While the breasts are poaching you can cook the chicken livers. Rinse the livers and place them in a small sauce pan. Ladle in just enough broth from the stock pot to cover the livers and bring to a simmer. Cook about 8 to 10 minutes only. Using a slotted spoon transfer the livers to a bowl and set aside. Pour the broth back into the stock pot. When the livers are cool cut them into a fine dice and set aside.

Using a fine mesh strainer, strain the broth into a large bowl. Discard the solids left in the strainer and return the strained broth to a cleaned stock pot and set it back on the stove over very low heat.

To make the soffrito place the lard or vegetable oil in a  skillet placed over medium heat. When hot add the onions, garlic, bell peppers, habanero chile or (Thai chiles), and a pinch of salt. Saute for 8 to 10 minutes or until the vegetables are wilted and very soft without browning.

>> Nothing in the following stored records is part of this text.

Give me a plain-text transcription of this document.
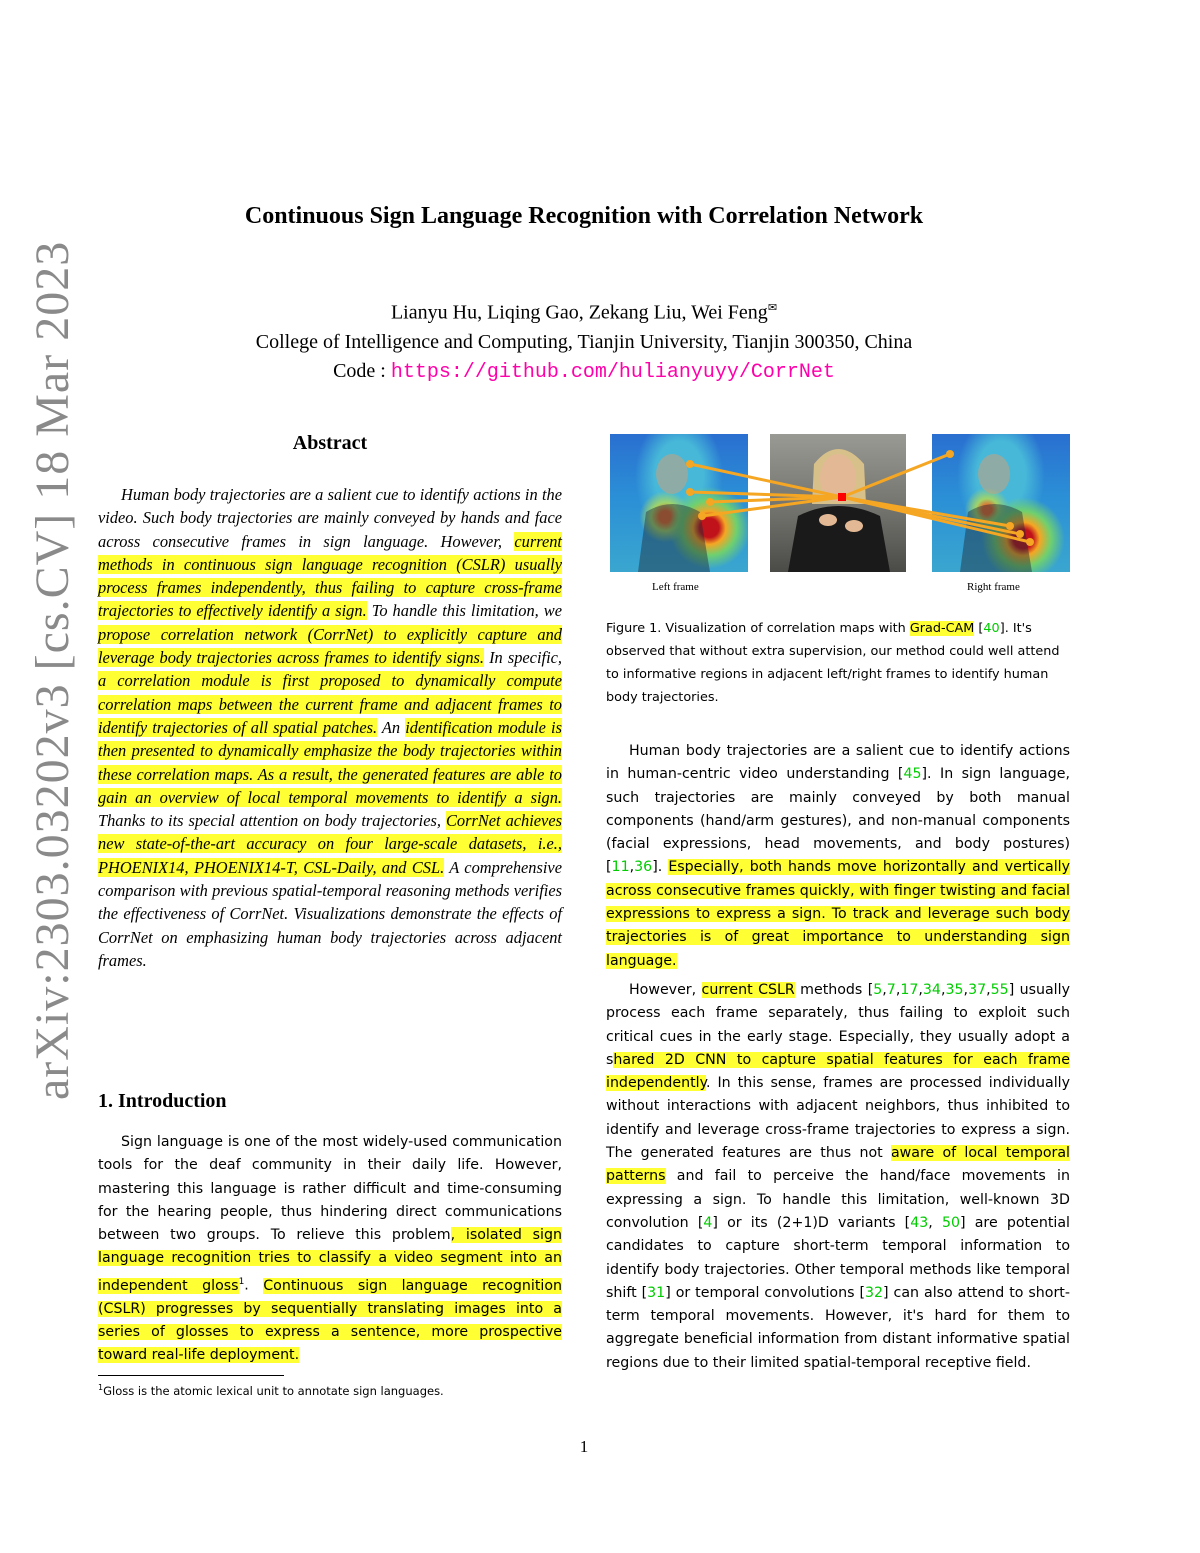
arXiv:2303.03202v3 [cs.CV] 18 Mar 2023
Continuous Sign Language Recognition with Correlation Network
Lianyu Hu, Liqing Gao, Zekang Liu, Wei Feng✉
College of Intelligence and Computing, Tianjin University, Tianjin 300350, China
Code : https://github.com/hulianyuyy/CorrNet
Abstract

Human body trajectories are a salient cue to identify actions in the video. Such body trajectories are mainly conveyed by hands and face across consecutive frames in sign language. However, current methods in continuous sign language recognition (CSLR) usually process frames independently, thus failing to capture cross-frame trajectories to effectively identify a sign. To handle this limitation, we propose correlation network (CorrNet) to explicitly capture and leverage body trajectories across frames to identify signs. In specific, a correlation module is first proposed to dynamically compute correlation maps between the current frame and adjacent frames to identify trajectories of all spatial patches. An identification module is then presented to dynamically emphasize the body trajectories within these correlation maps. As a result, the generated features are able to gain an overview of local temporal movements to identify a sign. Thanks to its special attention on body trajectories, CorrNet achieves new state-of-the-art accuracy on four large-scale datasets, i.e., PHOENIX14, PHOENIX14-T, CSL-Daily, and CSL. A comprehensive comparison with previous spatial-temporal reasoning methods verifies the effectiveness of CorrNet. Visualizations demonstrate the effects of CorrNet on emphasizing human body trajectories across adjacent frames.

1. Introduction

Sign language is one of the most widely-used communication tools for the deaf community in their daily life. However, mastering this language is rather difficult and time-consuming for the hearing people, thus hindering direct communications between two groups. To relieve this problem, isolated sign language recognition tries to classify a video segment into an independent gloss$^1$. Continuous sign language recognition (CSLR) progresses by sequentially translating images into a series of glosses to express a sentence, more prospective toward real-life deployment.

$^1$Gloss is the atomic lexical unit to annotate sign languages.
Left frame	Right frame
Figure 1. Visualization of correlation maps with Grad-CAM [40]. It's observed that without extra supervision, our method could well attend to informative regions in adjacent left/right frames to identify human body trajectories.

Human body trajectories are a salient cue to identify actions in human-centric video understanding [45]. In sign language, such trajectories are mainly conveyed by both manual components (hand/arm gestures), and non-manual components (facial expressions, head movements, and body postures) [11,36]. Especially, both hands move horizontally and vertically across consecutive frames quickly, with finger twisting and facial expressions to express a sign. To track and leverage such body trajectories is of great importance to understanding sign language.

However, current CSLR methods [5,7,17,34,35,37,55] usually process each frame separately, thus failing to exploit such critical cues in the early stage. Especially, they usually adopt a shared 2D CNN to capture spatial features for each frame independently. In this sense, frames are processed individually without interactions with adjacent neighbors, thus inhibited to identify and leverage cross-frame trajectories to express a sign. The generated features are thus not aware of local temporal patterns and fail to perceive the hand/face movements in expressing a sign. To handle this limitation, well-known 3D convolution [4] or its (2+1)D variants [43, 50] are potential candidates to capture short-term temporal information to identify body trajectories. Other temporal methods like temporal shift [31] or temporal convolutions [32] can also attend to short-term temporal movements. However, it's hard for them to aggregate beneficial information from distant informative spatial regions due to their limited spatial-temporal receptive field.

1
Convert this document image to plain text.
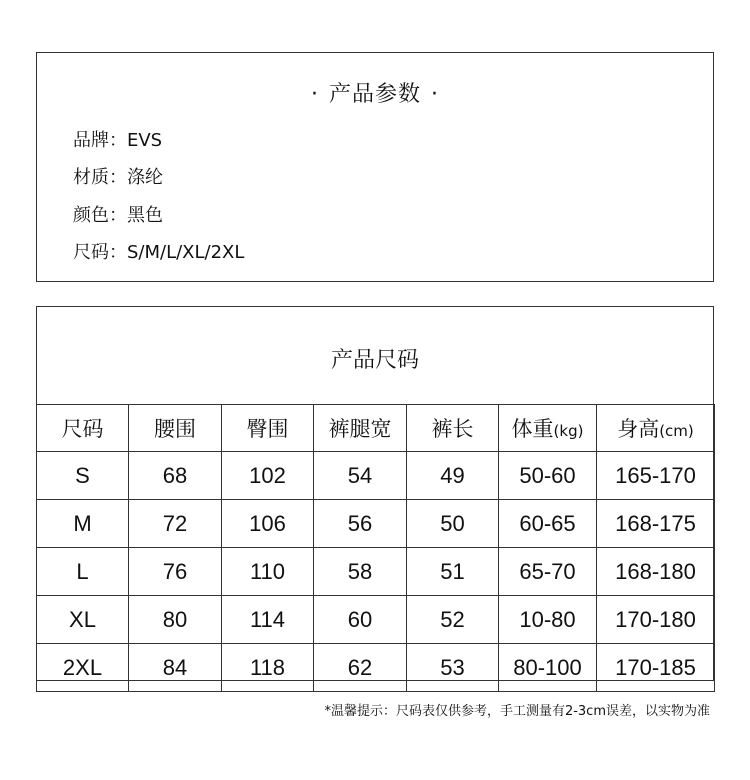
· 产品参数 ·
品牌：EVS
材质：涤纶
颜色：黑色
尺码：S/M/L/XL/2XL
产品尺码
尺码	腰围	臀围	裤腿宽	裤长	体重(kg)	身高(cm)
S	68	102	54	49	50-60	165-170
M	72	106	56	50	60-65	168-175
L	76	110	58	51	65-70	168-180
XL	80	114	60	52	10-80	170-180
2XL	84	118	62	53	80-100	170-185
*温馨提示：尺码表仅供参考，手工测量有2-3cm误差，以实物为准
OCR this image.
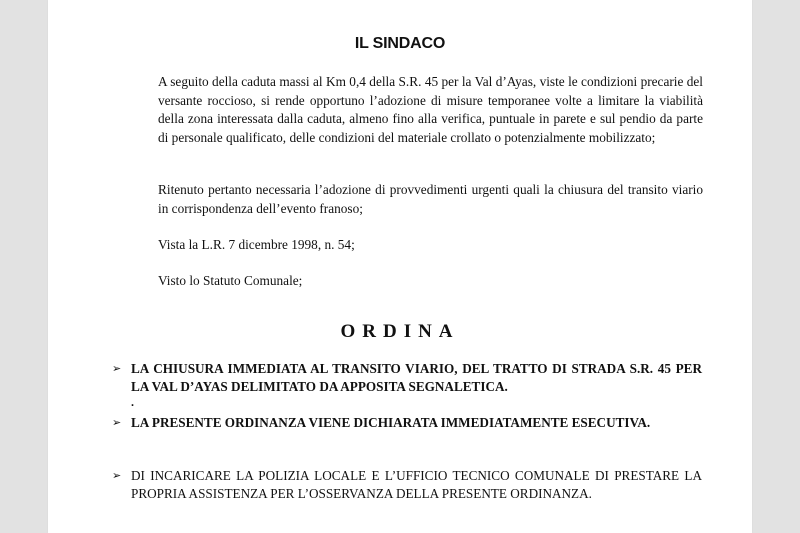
IL SINDACO

A seguito della caduta massi al Km 0,4 della S.R. 45 per la Val d’Ayas, viste le condizioni precarie del versante roccioso, si rende opportuno l’adozione di misure temporanee volte a limitare la viabilità della zona interessata dalla caduta, almeno fino alla verifica, puntuale in parete e sul pendio da parte di personale qualificato, delle condizioni del materiale crollato o potenzialmente mobilizzato;

Ritenuto pertanto necessaria l’adozione di provvedimenti urgenti quali la chiusura del transito viario in corrispondenza dell’evento franoso;

Vista la L.R. 7 dicembre 1998, n. 54;

Visto lo Statuto Comunale;

ORDINA
➢ LA CHIUSURA IMMEDIATA AL TRANSITO VIARIO, DEL TRATTO DI STRADA S.R. 45 PER LA VAL D’AYAS DELIMITATO DA APPOSITA SEGNALETICA.
.
➢ LA PRESENTE ORDINANZA VIENE DICHIARATA IMMEDIATAMENTE ESECUTIVA.
➢ DI INCARICARE LA POLIZIA LOCALE E L’UFFICIO TECNICO COMUNALE DI PRESTARE LA PROPRIA ASSISTENZA PER L’OSSERVANZA DELLA PRESENTE ORDINANZA.
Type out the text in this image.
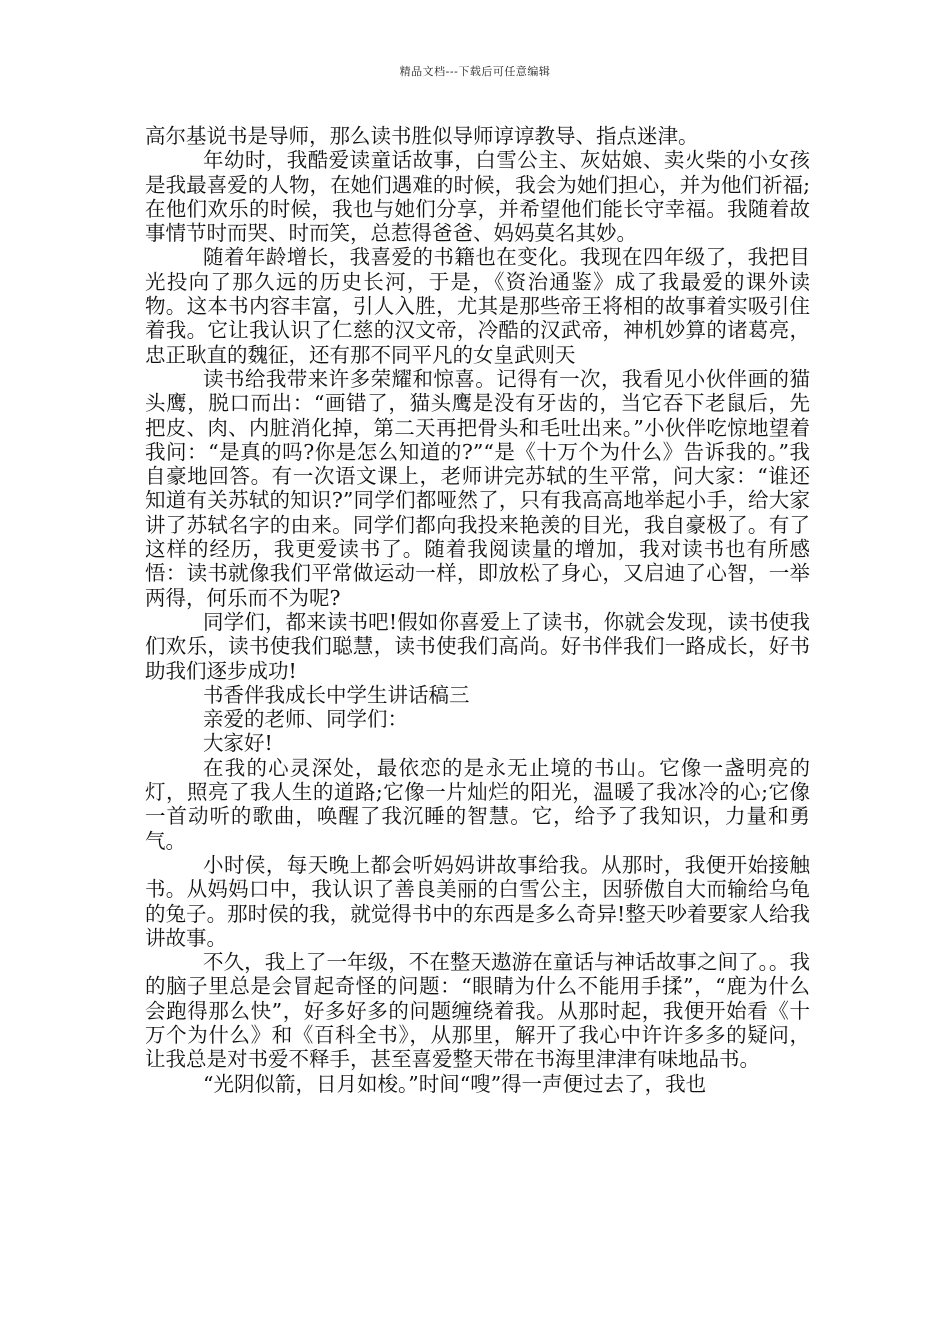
精品文档---下载后可任意编辑

高尔基说书是导师，那么读书胜似导师谆谆教导、指点迷津。

年幼时，我酷爱读童话故事，白雪公主、灰姑娘、卖火柴的小女孩是我最喜爱的人物，在她们遇难的时候，我会为她们担心，并为他们祈福;在他们欢乐的时候，我也与她们分享，并希望他们能长守幸福。我随着故事情节时而哭、时而笑，总惹得爸爸、妈妈莫名其妙。

随着年龄增长，我喜爱的书籍也在变化。我现在四年级了，我把目光投向了那久远的历史长河，于是，《资治通鉴》成了我最爱的课外读物。这本书内容丰富，引人入胜，尤其是那些帝王将相的故事着实吸引住着我。它让我认识了仁慈的汉文帝，冷酷的汉武帝，神机妙算的诸葛亮，忠正耿直的魏征，还有那不同平凡的女皇武则天

读书给我带来许多荣耀和惊喜。记得有一次，我看见小伙伴画的猫头鹰，脱口而出：“画错了，猫头鹰是没有牙齿的，当它吞下老鼠后，先把皮、肉、内脏消化掉，第二天再把骨头和毛吐出来。”小伙伴吃惊地望着我问：“是真的吗?你是怎么知道的?”“是《十万个为什么》告诉我的。”我自豪地回答。有一次语文课上，老师讲完苏轼的生平常，问大家：“谁还知道有关苏轼的知识?”同学们都哑然了，只有我高高地举起小手，给大家讲了苏轼名字的由来。同学们都向我投来艳羡的目光，我自豪极了。有了这样的经历，我更爱读书了。随着我阅读量的增加，我对读书也有所感悟：读书就像我们平常做运动一样，即放松了身心，又启迪了心智，一举两得，何乐而不为呢?

同学们，都来读书吧!假如你喜爱上了读书，你就会发现，读书使我们欢乐，读书使我们聪慧，读书使我们高尚。好书伴我们一路成长，好书助我们逐步成功!

书香伴我成长中学生讲话稿三

亲爱的老师、同学们：

大家好!

在我的心灵深处，最依恋的是永无止境的书山。它像一盏明亮的灯，照亮了我人生的道路;它像一片灿烂的阳光，温暖了我冰冷的心;它像一首动听的歌曲，唤醒了我沉睡的智慧。它，给予了我知识，力量和勇气。

小时侯，每天晚上都会听妈妈讲故事给我。从那时，我便开始接触书。从妈妈口中，我认识了善良美丽的白雪公主，因骄傲自大而输给乌龟的兔子。那时侯的我，就觉得书中的东西是多么奇异!整天吵着要家人给我讲故事。

不久，我上了一年级，不在整天遨游在童话与神话故事之间了。。我的脑子里总是会冒起奇怪的问题：“眼睛为什么不能用手揉”，“鹿为什么会跑得那么快”，好多好多的问题缠绕着我。从那时起，我便开始看《十万个为什么》和《百科全书》，从那里，解开了我心中许许多多的疑问，让我总是对书爱不释手，甚至喜爱整天带在书海里津津有味地品书。

“光阴似箭，日月如梭。”时间“嗖”得一声便过去了，我也
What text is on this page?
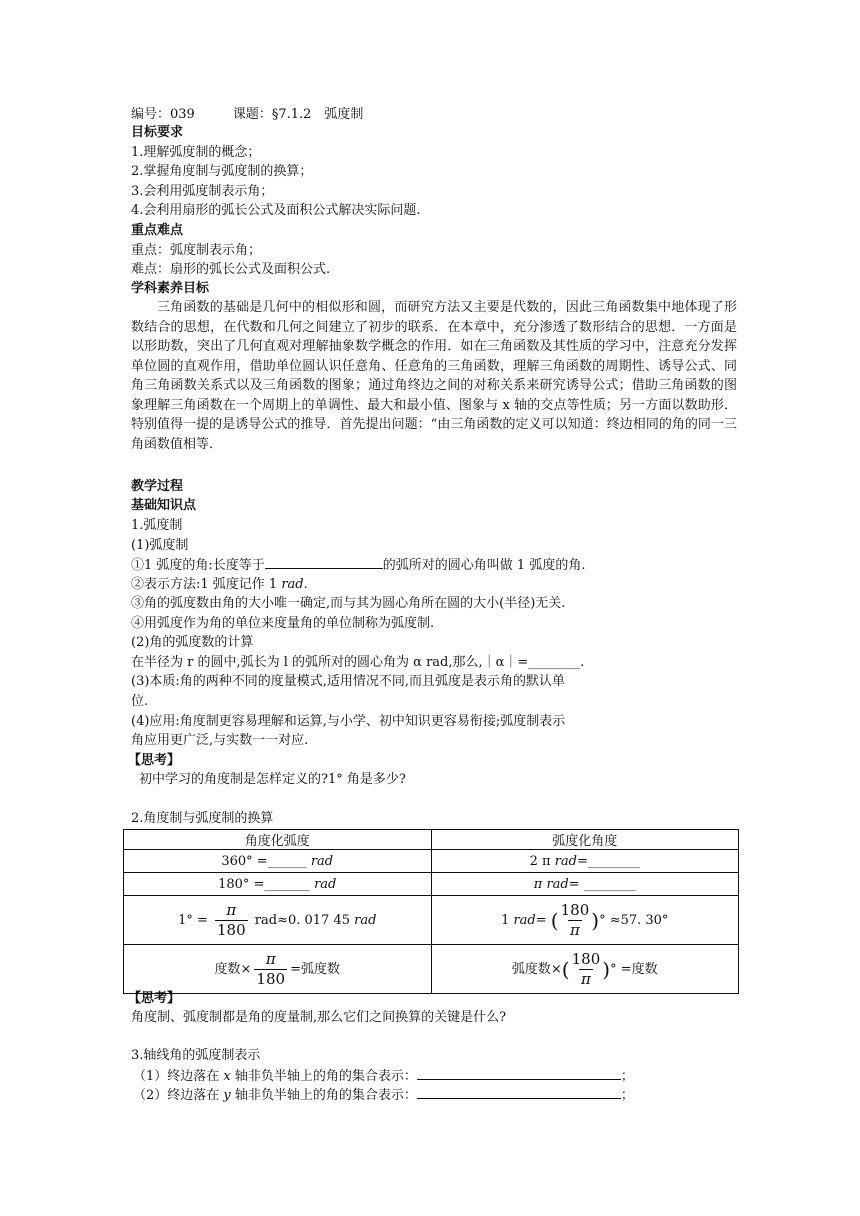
编号：039	课题：§7.1.2　弧度制
目标要求
1.理解弧度制的概念；
2.掌握角度制与弧度制的换算；
3.会利用弧度制表示角；
4.会利用扇形的弧长公式及面积公式解决实际问题.
重点难点
重点：弧度制表示角；
难点：扇形的弧长公式及面积公式.
学科素养目标
三角函数的基础是几何中的相似形和圆，而研究方法又主要是代数的，因此三角函数集中地体现了形数结合的思想，在代数和几何之间建立了初步的联系．在本章中，充分渗透了数形结合的思想．一方面是以形助数，突出了几何直观对理解抽象数学概念的作用．如在三角函数及其性质的学习中，注意充分发挥单位圆的直观作用，借助单位圆认识任意角、任意角的三角函数，理解三角函数的周期性、诱导公式、同角三角函数关系式以及三角函数的图象；通过角终边之间的对称关系来研究诱导公式；借助三角函数的图象理解三角函数在一个周期上的单调性、最大和最小值、图象与 x 轴的交点等性质；另一方面以数助形．特别值得一提的是诱导公式的推导．首先提出问题：“由三角函数的定义可以知道：终边相同的角的同一三角函数值相等．
教学过程
基础知识点
1.弧度制
(1)弧度制
①1 弧度的角:长度等于	的弧所对的圆心角叫做 1 弧度的角.
②表示方法:1 弧度记作 1 rad.
③角的弧度数由角的大小唯一确定,而与其为圆心角所在圆的大小(半径)无关.
④用弧度作为角的单位来度量角的单位制称为弧度制.
(2)角的弧度数的计算
在半径为 r 的圆中,弧长为 l 的弧所对的圆心角为 α rad,那么,｜α｜=________.
(3)本质:角的两种不同的度量模式,适用情况不同,而且弧度是表示角的默认单
位.
(4)应用:角度制更容易理解和运算,与小学、初中知识更容易衔接;弧度制表示
角应用更广泛,与实数一一对应.
【思考】
初中学习的角度制是怎样定义的?1° 角是多少?
2.角度制与弧度制的换算
角度化弧度	弧度化角度
360° =______ rad	2 π rad=________
180° =_______ rad	π rad= ________
$1^\circ = \frac{\pi}{180} rad\approx 0$. 017 45 rad	1 rad= ( $\frac{180}{\pi}$ )° ≈57. 30°
度数× $\frac{\pi}{180}$ =弧度数	弧度数×( $\frac{180}{\pi}$ )° =度数
【思考】
角度制、弧度制都是角的度量制,那么它们之间换算的关键是什么?
3.轴线角的弧度制表示
（1）终边落在 x 轴非负半轴上的角的集合表示：	；
（2）终边落在 y 轴非负半轴上的角的集合表示：	；
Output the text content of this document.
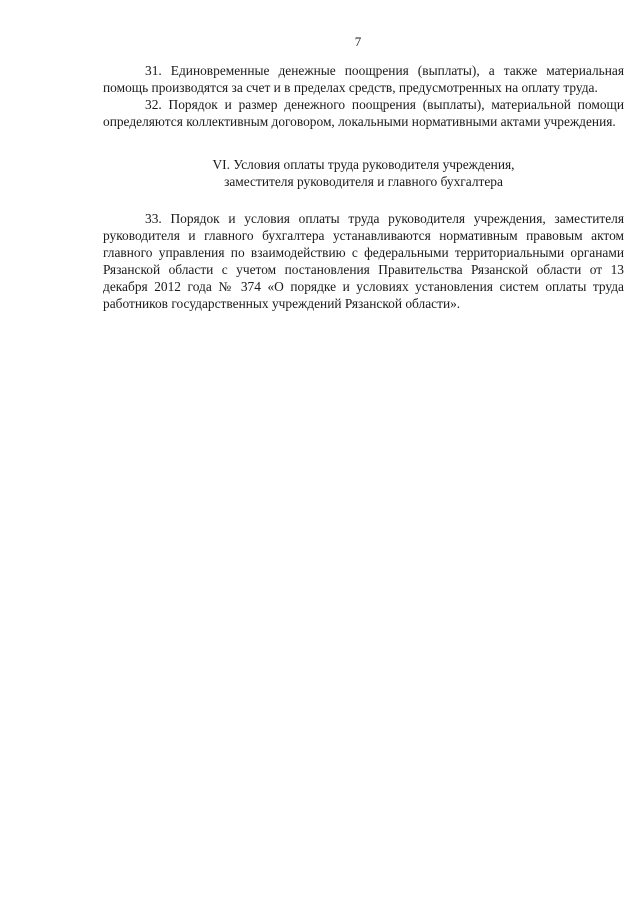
7

31. Единовременные денежные поощрения (выплаты), а также материальная помощь производятся за счет и в пределах средств, предусмотренных на оплату труда.

32. Порядок и размер денежного поощрения (выплаты), материальной помощи определяются коллективным договором, локальными нормативными актами учреждения.

VI. Условия оплаты труда руководителя учреждения,
заместителя руководителя и главного бухгалтера

33. Порядок и условия оплаты труда руководителя учреждения, заместителя руководителя и главного бухгалтера устанавливаются нормативным правовым актом главного управления по взаимодействию с федеральными территориальными органами Рязанской области с учетом постановления Правительства Рязанской области от 13 декабря 2012 года № 374 «О порядке и условиях установления систем оплаты труда работников государственных учреждений Рязанской области».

Meanwhile blanche the tomatoes in boiling water for 45 seconds or until the skin begins to split. Promptly remove the tomatoes and set aside to cool a couple of minutes. Then slip of the skin off and discard. Quarter the tomatoes and remove the seeds and core and discard. Finely dice the tomatoes and place them in a bowl along with juices.

Then stir the diced tomatoes into the soffrito and cook a couple more minutes. Then transfer the mixture to the broth in the stock pot and bring back to to a simmer. Continue simmering the soup for about 20 minutes, stirring from time to time.

Meanwhile juice 2 of the citrus limetta and thinly slice the 2 remaining and set aside.

In a small saucepan heat the vegetable oil for frying the tortilla strips. When the oil is hot add the strips a fry until golden, about 45 seconds. Set the fried tortilla strips on paper towels and set aside.

When you are nearly ready to serve add the pulled chicken and the chicken livers (if using) to the simmering soup and cook another couple of minutes.

Serving:

Best to serve the soup in individual bowls as pictured above. Have all of the finishing condiments ready and within reach.

Just before serving add the citrus limetta juice to the soup and stir to combine. Taste and adjust the seasoning as needed.

Ladle portions of the hot soup into each bowl and tuck several slices of citrus limetta into the soup. Put the remaining sliced limetta in a small bowl to serve along with the soup at the table.

Place 3 slices of fresh avocado over each serving and top with tortilla strips. Scatter some  serrano or jalapeno chilies and fresh cilantro leaves over each serving and serve promptly! Serve with the remaining serrano or jalapeno chilies in a bowl on the table.

Buen provecho y feliz cinco de Mayo!